Articles avec le tag ‘security’

Why is a financial security called a « security » ?

Mercredi 15 septembre 2010

Last week, the Stockholm Conference Center hosted the 7th Pan European Conference on International Relations, to this time the largest International Relations Conference ever organized in Europe. The general topic was : « Politics in Hard Times: International Relations Responses to the Financial Crisis »

There, I had the opportunity to listen to Pierre-Charles Pradier (Univ. Paris I – SAMM) and Katia Béguin’s (Univ. Paris I – IDHE) presentation about the « Rentes sur l’Hôtel de Ville de Paris ». These were not « bonds » in the modern sense of the word, but transferable « perpetuities ». Due to a mild interpretation of Church laws prohibiting usury, perpetuities allowed the asset bearers to receive annual coupons without the right of calling for repayment. I was very much interested in the model that Pradier and Béguin provided for understanding seventeenth century French history through the relationships between social groups of holders of such perpetuities competing for payments by the state.

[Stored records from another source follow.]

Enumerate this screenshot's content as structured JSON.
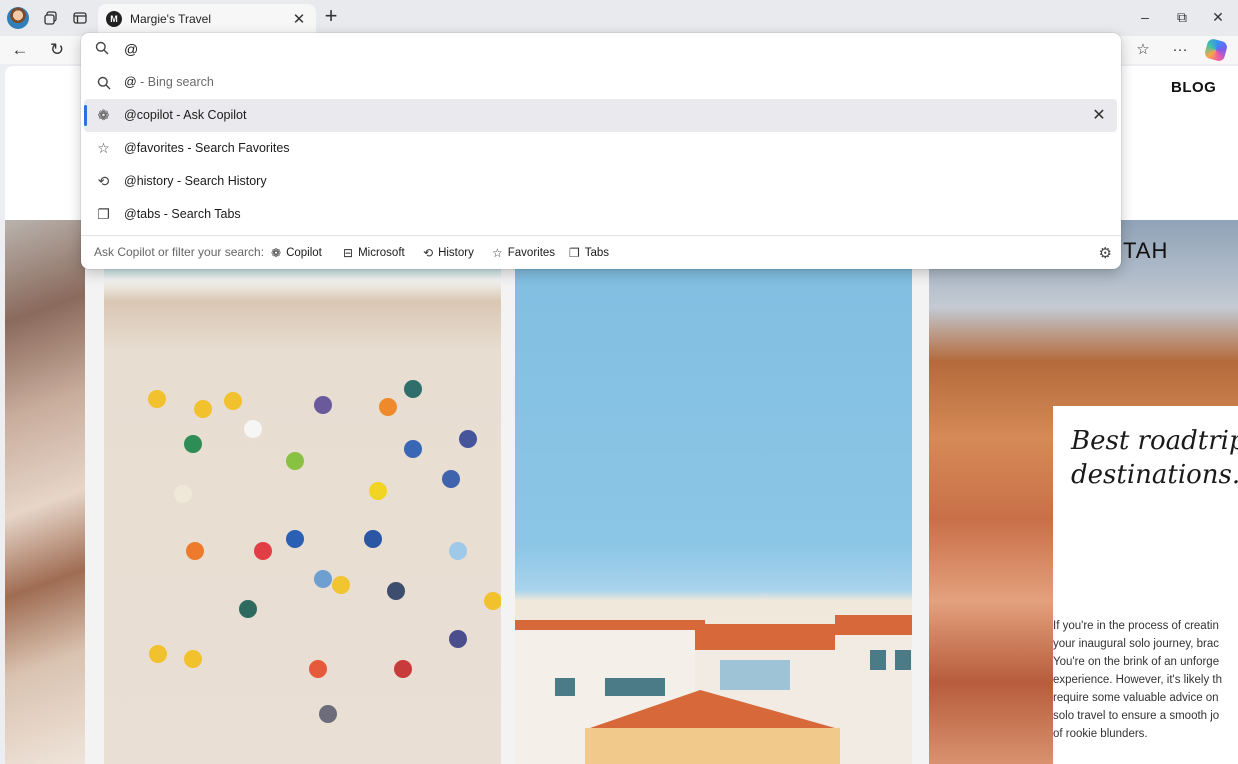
{
  "window": {
    "tab_title": "Margie's Travel",
    "favicon_letter": "M",
    "close_tab_glyph": "✕",
    "new_tab_glyph": "+",
    "minimize_glyph": "–",
    "restore_glyph": "⧉",
    "close_glyph": "✕"
  },
  "toolbar": {
    "back_glyph": "←",
    "refresh_glyph": "↻",
    "favorites_glyph": "☆",
    "more_glyph": "···"
  },
  "omnibox": {
    "query": "@",
    "suggestions": [
      {
        "label": "@",
        "detail": " - Bing search",
        "icon": "search-icon",
        "glyph": "⌕"
      },
      {
        "label": "@copilot - Ask Copilot",
        "detail": "",
        "icon": "copilot-icon",
        "glyph": "❁"
      },
      {
        "label": "@favorites - Search Favorites",
        "detail": "",
        "icon": "star-icon",
        "glyph": "☆"
      },
      {
        "label": "@history - Search History",
        "detail": "",
        "icon": "history-icon",
        "glyph": "⟲"
      },
      {
        "label": "@tabs - Search Tabs",
        "detail": "",
        "icon": "tabs-icon",
        "glyph": "❐"
      }
    ],
    "remove_glyph": "✕",
    "filter_prompt": "Ask Copilot or filter your search:",
    "filters": [
      {
        "label": "Copilot",
        "glyph": "❁"
      },
      {
        "label": "Microsoft",
        "glyph": "⊟"
      },
      {
        "label": "History",
        "glyph": "⟲"
      },
      {
        "label": "Favorites",
        "glyph": "☆"
      },
      {
        "label": "Tabs",
        "glyph": "❐"
      }
    ],
    "settings_glyph": "⚙"
  },
  "page": {
    "nav_blog": "BLOG",
    "section_heading": "TAH",
    "card_title_line1": "Best roadtrip",
    "card_title_line2": "destinations...",
    "card_body": [
      "If you're in the process of creatin",
      "your inaugural solo journey, brac",
      "You're on the brink of an unforge",
      "experience. However, it's likely th",
      "require some valuable advice on",
      "solo travel to ensure a smooth jo",
      "of rookie blunders."
    ]
  },
  "colors": {
    "accent": "#2f6fdf",
    "chrome": "#e8eaed",
    "toolbar": "#f7f7f8"
  }
}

Then I heard Marieke de Goede (Univ. Amsterdam) on the involvement of financial institutions in the fight against terrorism. She emphasized the way in which financial data are used in order to track possible terrorists. State agencies require financial institutions to send them any data pointing to suspicious financial behaviour, in the name of what she calls « speculative security ».

My discovery of the « perpetuity » asset class and the collision of meanings in the word « security » (financial asset or safety) raised a question that I hope someone can answer. Why are bonds, stocks, derivative contracts and so on, called « securities » in English, while, for example, the French put them under the category of « titres financiers »? I will be very glad to hear anyone who has an idea about the origin of the word « security ».